Erdoğan está na liderança nas eleições da Turquia – e a democracia provavelmente sairá perdendo
Foi uma noite tensa e confusa após o fechamento das urnas na Turquia ontem. O resultado oficial aponta que um segundo turno entre o presidente, Recep Tayyip Erdoğan, e seu principal adversário, Kemal Kılıçdaroğlu, acontecerá. Nenhum dos dois parece ter atingido o limite de 50% necessário para vencer a eleição, mas Erdoğan está claramente na liderança. Em entrevista coletiva nas primeiras horas da manhã, Kılıçdaroğlu disse estar confiante de que venceria o segundo turno. No entanto, o entusiasmo, tanto no palco quanto entre seus apoiadores, foi silenciado. Estes não eram os rostos dos vencedores.
Enquanto muitos pensaram que a campanha da oposição, centrada na reforma política, na unidade e no fim da polarização tóxica no país, foi uma lufada de ar fresco; outros criticaram a abordagem de Kılıçdaroğlu por visar principalmente aqueles que já concordavam com seus pontos de vista, por sua atitude de céu azul e foco em frases de efeito positivas nas redes sociais.
Em seus 21 anos no poder, Erdoğan e o AKP acumularam poderes e recursos incríveis, submetendo a grande mídia, o judiciário e as instituições estatais à sua vontade e à sua mensagem. A oposição estava sempre travando uma batalha difícil.
Sua campanha eleitoral foi realizada em meio a uma repressão implacável e crescente à sociedade civil e à liberdade de expressão na Turquia. Grupos de direitos humanos foram criminalizados e deixados de lado nos últimos anos. Jornalistas foram presos por suas reportagens. ONGs foram fechadas. Líderes da sociedade civil foram levados a julgamento por falsas acusações de terrorismo. Curadores nomeados pelo governo substituíram os políticos locais eleitos democraticamente no sudeste predominantemente curdo. Os direitos das mulheres foram colocados em leilão para atrair partidos e eleitores ultraconservadores.
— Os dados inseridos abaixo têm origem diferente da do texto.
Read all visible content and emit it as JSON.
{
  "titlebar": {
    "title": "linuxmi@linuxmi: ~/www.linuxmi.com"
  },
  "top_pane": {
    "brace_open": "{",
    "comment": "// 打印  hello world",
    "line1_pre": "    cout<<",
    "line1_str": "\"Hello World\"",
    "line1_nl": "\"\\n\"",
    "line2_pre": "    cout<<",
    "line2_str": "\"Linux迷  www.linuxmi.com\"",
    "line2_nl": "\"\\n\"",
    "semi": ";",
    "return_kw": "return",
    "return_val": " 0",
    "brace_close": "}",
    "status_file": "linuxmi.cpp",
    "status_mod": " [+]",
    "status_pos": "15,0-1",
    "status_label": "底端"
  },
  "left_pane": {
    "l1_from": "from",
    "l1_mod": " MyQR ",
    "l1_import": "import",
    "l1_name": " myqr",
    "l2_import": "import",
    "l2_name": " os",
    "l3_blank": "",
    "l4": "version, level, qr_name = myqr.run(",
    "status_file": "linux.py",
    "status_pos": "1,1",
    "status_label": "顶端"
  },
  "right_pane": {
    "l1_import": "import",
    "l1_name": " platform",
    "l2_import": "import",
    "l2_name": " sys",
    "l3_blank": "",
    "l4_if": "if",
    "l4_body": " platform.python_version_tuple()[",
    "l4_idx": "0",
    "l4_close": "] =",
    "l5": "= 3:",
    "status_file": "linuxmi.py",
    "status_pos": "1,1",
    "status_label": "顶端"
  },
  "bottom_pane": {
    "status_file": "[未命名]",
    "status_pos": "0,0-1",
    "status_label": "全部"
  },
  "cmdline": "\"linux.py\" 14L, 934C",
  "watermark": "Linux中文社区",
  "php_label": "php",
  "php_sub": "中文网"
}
O discurso de ódio e a violência contra a comunidade LGBTQ+ dispararam.
Seria cínico argumentar que a promessa eleitoral de Kılıçdaroğlu de devolver a Turquia à democracia e ao estado de direito, com um assento à mesa para todos que desejam fazer sua voz ser ouvida, simplesmente não era atraente o suficiente e muito branda. Certamente é o que milhões de pessoas na Turquia desejavam desesperadamente, e ainda desejam.
Essa esperança se refletiu na energia e coragem da sociedade civil na véspera das eleições de ontem. As eleições mobilizaram dezenas de milhares de voluntários que fizeram campanha para Kılıçdaroğlu e outros partidos da oposição, que se mobilizaram para obter a votação, que monitoraram a votação, protegeram as urnas e relataram inconsistências. Grupos da sociedade civil organizaram transporte para as pessoas deslocadas das regiões afetadas pelos devastadores terremotos de fevereiro de volta às cidades onde ainda estavam registradas para votar. As pessoas ali abriram suas casas para acomodá-los. Os editores de vídeo ajudaram jovens desesperados cujos pais solicitaram provas filmadas deles votando a favor de Erdoğan. A participação eleitoral foi de 88,8%, de acordo com o conselho eleitoral supremo da Turquia (YSK).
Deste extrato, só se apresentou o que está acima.